Jill Cataldo

Jill Cataldo

“Dear Jill,

People like you frustrate me.

You only seem concerned with the bottom line of how cheap something is. Paying the lowest price should not be your only goal.

Do you not realize some things are worth investing in for longevity’s sake?

Your generation treats many things as disposable.

It is always better to buy something of excellent quality that will last instead of something bargain priced and shoddy.

I am curious to hear your reply and if you ever feel quality is worth putting your dollars forward for.

Eugenie O.”

While it’s true that I try to stretch my dollars as far as possible, I disagree that I am sacrificing quality to do so.

If we’re talking about groceries, it’s true that I do want to pay the lowest price possible for the items I buy. If one store is selling toilet paper for $3.99, and another store is selling the same brand and size for $2.49, it’s highly likely that I will take my business to the store with the lowest prices.

When everything else about an item is equal – brand, size, and quality – then price is an important deciding factor in my purchase.

That said, I think it is somewhat presumptuous to assume that everyone interested in saving money is also a tightwad who purchase low-quality items because they are also low-priced.

Price is not the sole deciding factor in all of my purchases. I do value quality, and there are certain categories of items that I just won’t skimp on.

After my sister gifted me a set of luxurious high-thread count cotton bed sheets more than two decades ago, I vowed I wouldn’t purchase lower-quality sheets again – and I haven’t!
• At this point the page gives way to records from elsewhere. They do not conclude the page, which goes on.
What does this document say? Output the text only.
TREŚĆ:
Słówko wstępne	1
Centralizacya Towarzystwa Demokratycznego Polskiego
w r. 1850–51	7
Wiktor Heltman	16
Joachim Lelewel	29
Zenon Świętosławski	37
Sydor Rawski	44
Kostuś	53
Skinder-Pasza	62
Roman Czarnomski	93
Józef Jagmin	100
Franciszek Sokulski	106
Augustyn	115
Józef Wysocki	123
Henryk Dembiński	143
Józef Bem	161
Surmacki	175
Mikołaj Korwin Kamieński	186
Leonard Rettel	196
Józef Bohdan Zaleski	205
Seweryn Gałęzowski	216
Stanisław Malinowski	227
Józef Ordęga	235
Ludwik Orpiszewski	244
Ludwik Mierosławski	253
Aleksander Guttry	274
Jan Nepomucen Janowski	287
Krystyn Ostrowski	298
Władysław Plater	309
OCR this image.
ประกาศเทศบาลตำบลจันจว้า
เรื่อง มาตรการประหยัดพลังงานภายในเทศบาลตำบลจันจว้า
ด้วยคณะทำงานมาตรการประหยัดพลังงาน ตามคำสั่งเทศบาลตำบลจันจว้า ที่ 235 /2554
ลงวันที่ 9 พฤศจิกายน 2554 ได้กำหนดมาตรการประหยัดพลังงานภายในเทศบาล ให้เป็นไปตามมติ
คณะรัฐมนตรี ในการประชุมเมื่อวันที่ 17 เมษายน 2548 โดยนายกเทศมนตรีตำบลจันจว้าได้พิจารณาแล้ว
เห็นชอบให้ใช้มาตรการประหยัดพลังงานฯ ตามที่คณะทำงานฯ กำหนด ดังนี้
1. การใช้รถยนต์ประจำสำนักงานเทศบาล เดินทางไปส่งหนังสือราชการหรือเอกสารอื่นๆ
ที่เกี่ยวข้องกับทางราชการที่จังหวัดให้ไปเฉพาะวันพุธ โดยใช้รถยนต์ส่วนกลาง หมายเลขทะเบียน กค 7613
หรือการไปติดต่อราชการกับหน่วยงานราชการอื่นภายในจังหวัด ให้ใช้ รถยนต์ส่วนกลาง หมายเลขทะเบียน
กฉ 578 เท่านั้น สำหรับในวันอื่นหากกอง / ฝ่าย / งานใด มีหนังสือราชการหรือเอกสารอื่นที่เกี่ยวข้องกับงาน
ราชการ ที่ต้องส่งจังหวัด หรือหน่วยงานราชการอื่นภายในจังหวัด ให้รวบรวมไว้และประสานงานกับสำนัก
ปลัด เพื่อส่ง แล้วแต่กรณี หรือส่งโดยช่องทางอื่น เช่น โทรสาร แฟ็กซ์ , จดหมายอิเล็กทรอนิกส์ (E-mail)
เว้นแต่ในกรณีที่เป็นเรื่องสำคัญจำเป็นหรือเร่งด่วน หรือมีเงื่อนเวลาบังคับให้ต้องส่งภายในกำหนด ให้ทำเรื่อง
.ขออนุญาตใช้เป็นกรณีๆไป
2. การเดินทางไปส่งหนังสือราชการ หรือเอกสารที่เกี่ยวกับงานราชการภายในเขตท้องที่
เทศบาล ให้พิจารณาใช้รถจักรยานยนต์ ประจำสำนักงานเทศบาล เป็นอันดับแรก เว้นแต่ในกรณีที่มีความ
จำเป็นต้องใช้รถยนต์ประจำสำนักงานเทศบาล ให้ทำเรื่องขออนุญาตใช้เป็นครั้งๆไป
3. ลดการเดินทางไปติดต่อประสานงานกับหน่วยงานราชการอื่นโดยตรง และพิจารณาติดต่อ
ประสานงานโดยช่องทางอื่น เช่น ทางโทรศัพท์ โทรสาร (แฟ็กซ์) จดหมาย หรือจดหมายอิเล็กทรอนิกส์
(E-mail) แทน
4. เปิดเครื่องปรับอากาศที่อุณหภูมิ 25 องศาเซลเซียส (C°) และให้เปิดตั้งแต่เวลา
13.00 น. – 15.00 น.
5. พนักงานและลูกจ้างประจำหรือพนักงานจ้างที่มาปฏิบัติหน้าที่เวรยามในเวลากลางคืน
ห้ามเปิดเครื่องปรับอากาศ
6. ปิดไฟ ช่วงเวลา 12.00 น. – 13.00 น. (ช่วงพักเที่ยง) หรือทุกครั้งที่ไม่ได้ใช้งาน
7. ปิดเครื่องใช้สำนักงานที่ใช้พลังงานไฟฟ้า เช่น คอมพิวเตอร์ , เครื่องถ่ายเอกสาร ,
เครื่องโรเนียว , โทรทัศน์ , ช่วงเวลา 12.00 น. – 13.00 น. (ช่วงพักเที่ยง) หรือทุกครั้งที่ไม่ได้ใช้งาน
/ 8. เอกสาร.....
We humans do spend about a third of our lives in bed, and comfort is important to me.

However, I don’t believe that price necessarily dictates quality.

While we’re on the topic of bedding, I was recently looking for a duvet cover to replace our well-worn one that lasted more than 20 years.

I was disappointed to find that many of the king-size duvets currently on the market were priced at more than $100, yet were made with lower-quality, synthetic fabrics.

After not finding anything close to what I was looking for, I ended up purchasing two luxury-brand flat sheets on clearance for $11 each, and then sewed a new duvet cover from the sheets.

I was thrilled that I was able to make a new duvet for about a fifth of the price that lower-quality ones were selling for.

Does that make me a cheapskate? I don’t think so.

Clothing is another area where I believe that quality matters – in some circumstances. My sons will wear out their blue jeans, whether they are a pricey designer brand or an affordable department store brand.

I don’t believe in buying expensive clothing for children, especially in their early years when they will grow out of things quickly.

As an adult though, if I’m purchasing a dress or other professional outfit, I try to balance buying timeless styles with quality and price.

A lot of clothing in stores also falls into the “fast fashion” category, which is certainly low-priced – but the clothes may not last through many washings before the fabric shows wear.

Furniture is another area where I believe that quality matters.

After a storm came through our area, shattering our glass-topped patio table, my husband and I headed to multiple stores searching for a more durable replacement.

We saw many glass-topped tables, all of which were affordable, and all of which we immediately eliminated as possibilities.

Ultimately, we chose a cultured stone-topped table.

It cost twice as much, but we hope that it will last many more years than its predecessor.

I know from experience that saving money in one area – for me, it’s primarily groceries — frees up more money in our budget to purchase items of quality that will be in our lives for a long time.

That’s not “being cheap” – it’s simply smart shopping.